As Legal Counsel to the Chief Rabbinate, Rabbi Catane was the highest ranking public official responsible for the legal administration of Jewish religious affairs in Israel. The broad scope of his regulatory mandate included many vital aspects of Jewish religious activity, including marriage, circumcision, burial, and the certification of kosher food. He also regularly advised on questions regarding legal rights, equality, and justice arising under Israel's non-separation model of state and religion. His most recent work focused on exploring and implementing a program that would enable the Chief Rabbinate to maintain its rabbinic authority while still also being a government unit.
At St. John’s, Rabbi Catane spoke to the Jewish Law seminar students about the origins, powers, and duties of his office, and about some of the legal and political issues that he encountered in his time there. He also commented on the Israeli Supreme Court’s recently activist role in reviewing the legality of the Chief Rabbinate's policies and decisions and thereby limiting the Chief Rabbinate’s authority. Finally, he spoke about the ways in which the Chief Rabbinate’s interpretations of traditional religious texts have also been subjected to increasing scrutiny by the high court.
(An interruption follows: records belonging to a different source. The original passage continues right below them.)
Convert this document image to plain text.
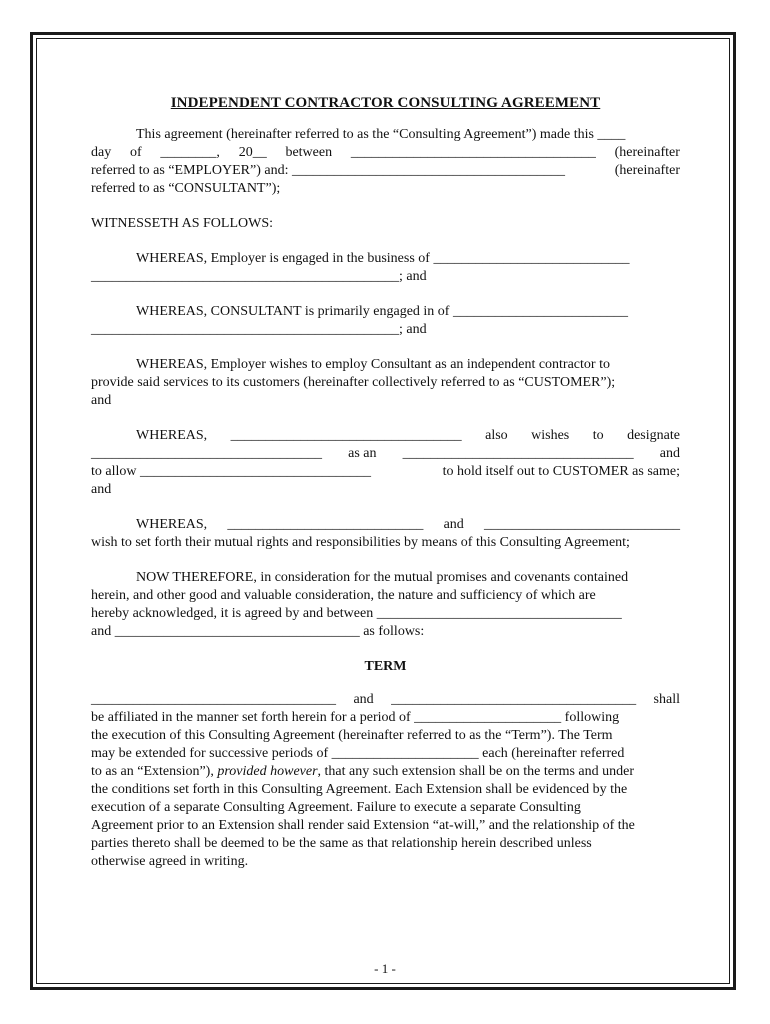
INDEPENDENT CONTRACTOR CONSULTING AGREEMENT
This agreement (hereinafter referred to as the “Consulting Agreement”) made this ____
day of ________, 20__ between ___________________________________ (hereinafter
referred to as “EMPLOYER”) and: _______________________________________	(hereinafter
referred to as “CONSULTANT”);
WITNESSETH AS FOLLOWS:
WHEREAS, Employer is engaged in the business of ____________________________
____________________________________________; and
WHEREAS, CONSULTANT is primarily engaged in of _________________________
____________________________________________; and
WHEREAS, Employer wishes to employ Consultant as an independent contractor to
provide said services to its customers (hereinafter collectively referred to as “CUSTOMER”);
and
WHEREAS, _________________________________ also wishes to designate
_________________________________ as an _________________________________ and
to allow _________________________________	to hold itself out to CUSTOMER as same;
and
WHEREAS, ____________________________ and ____________________________
wish to set forth their mutual rights and responsibilities by means of this Consulting Agreement;
NOW THEREFORE, in consideration for the mutual promises and covenants contained
herein, and other good and valuable consideration, the nature and sufficiency of which are
hereby acknowledged, it is agreed by and between ___________________________________
and ___________________________________ as follows:
TERM
___________________________________ and ___________________________________ shall
be affiliated in the manner set forth herein for a period of _____________________ following
the execution of this Consulting Agreement (hereinafter referred to as the “Term”). The Term
may be extended for successive periods of _____________________ each (hereinafter referred
to as an “Extension”), provided however, that any such extension shall be on the terms and under
the conditions set forth in this Consulting Agreement. Each Extension shall be evidenced by the
execution of a separate Consulting Agreement. Failure to execute a separate Consulting
Agreement prior to an Extension shall render said Extension “at-will,” and the relationship of the
parties thereto shall be deemed to be the same as that relationship herein described unless
otherwise agreed in writing.
- 1 -
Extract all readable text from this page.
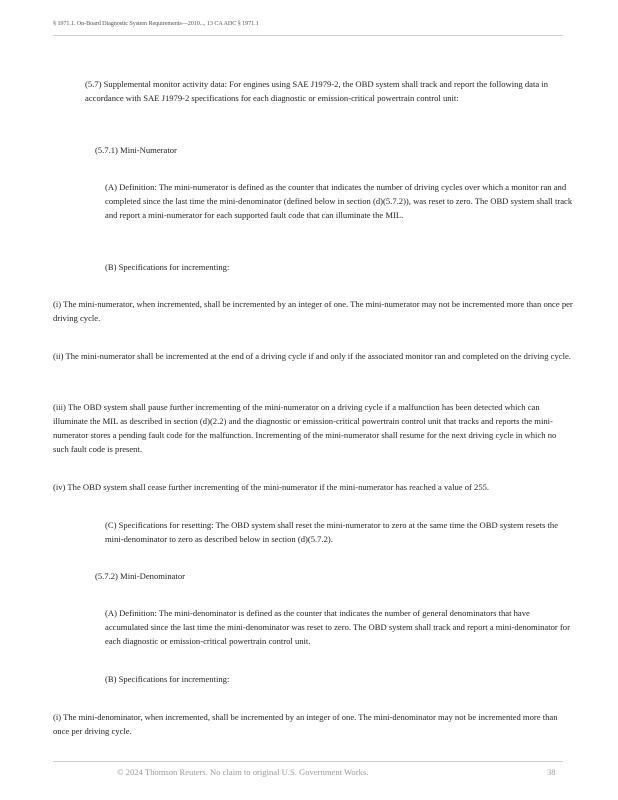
§ 1971.1. On-Board Diagnostic System Requirements—2010..., 13 CA ADC § 1971.1

(5.7) Supplemental monitor activity data: For engines using SAE J1979-2, the OBD system shall track and report the following data in accordance with SAE J1979-2 specifications for each diagnostic or emission-critical powertrain control unit:

(5.7.1) Mini-Numerator

(A) Definition: The mini-numerator is defined as the counter that indicates the number of driving cycles over which a monitor ran and completed since the last time the mini-denominator (defined below in section (d)(5.7.2)), was reset to zero. The OBD system shall track and report a mini-numerator for each supported fault code that can illuminate the MIL.

(B) Specifications for incrementing:

(i) The mini-numerator, when incremented, shall be incremented by an integer of one. The mini-numerator may not be incremented more than once per driving cycle.

(ii) The mini-numerator shall be incremented at the end of a driving cycle if and only if the associated monitor ran and completed on the driving cycle.

(iii) The OBD system shall pause further incrementing of the mini-numerator on a driving cycle if a malfunction has been detected which can illuminate the MIL as described in section (d)(2.2) and the diagnostic or emission-critical powertrain control unit that tracks and reports the mini-numerator stores a pending fault code for the malfunction. Incrementing of the mini-numerator shall resume for the next driving cycle in which no such fault code is present.

(iv) The OBD system shall cease further incrementing of the mini-numerator if the mini-numerator has reached a value of 255.

(C) Specifications for resetting: The OBD system shall reset the mini-numerator to zero at the same time the OBD system resets the mini-denominator to zero as described below in section (d)(5.7.2).

(5.7.2) Mini-Denominator

(A) Definition: The mini-denominator is defined as the counter that indicates the number of general denominators that have accumulated since the last time the mini-denominator was reset to zero. The OBD system shall track and report a mini-denominator for each diagnostic or emission-critical powertrain control unit.

(B) Specifications for incrementing:

(i) The mini-denominator, when incremented, shall be incremented by an integer of one. The mini-denominator may not be incremented more than once per driving cycle.

© 2024 Thomson Reuters. No claim to original U.S. Government Works.	38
Before the talk, Professor Sharfman presented Rabbi Catane with a copy of a 1953 letter penned by Israel’s first Chief Rabbi, Rabbi Isaac Halevi Herzog, to Professor Sharfman’s great uncle, Rabbi Harris Swift, acknowledging Rabbi Swift’s “able assistance in the erection of the Supreme Religious Centre in Jerusalem” – known in Hebrew as the Heichal Shlomo building – which housed the offices of the Chief Rabbinate for nearly 50 years.
Reflecting on Rabbi Catane’s visit, Professor Sharfman said: “There is much for American law students to learn from the Israeli approach to permitting religious law to play a role and, indeed, to flourish in the context and under the auspices of a secular state. We at St. John’s are therefore deeply grateful to Rabbi Catane for taking the time and making the effort to meet with our students and share with them his knowledge and experiences from his unique position at the intersection of Jewish and secular law in the State of Israel. It was also a thrill for me personally to learn from and connect with a representative of the Chief Rabbinate and to see how far the institution has come since its early days when my great uncle, Rabbi Harris Swift, helped to establish its physical presence in Jerusalem.”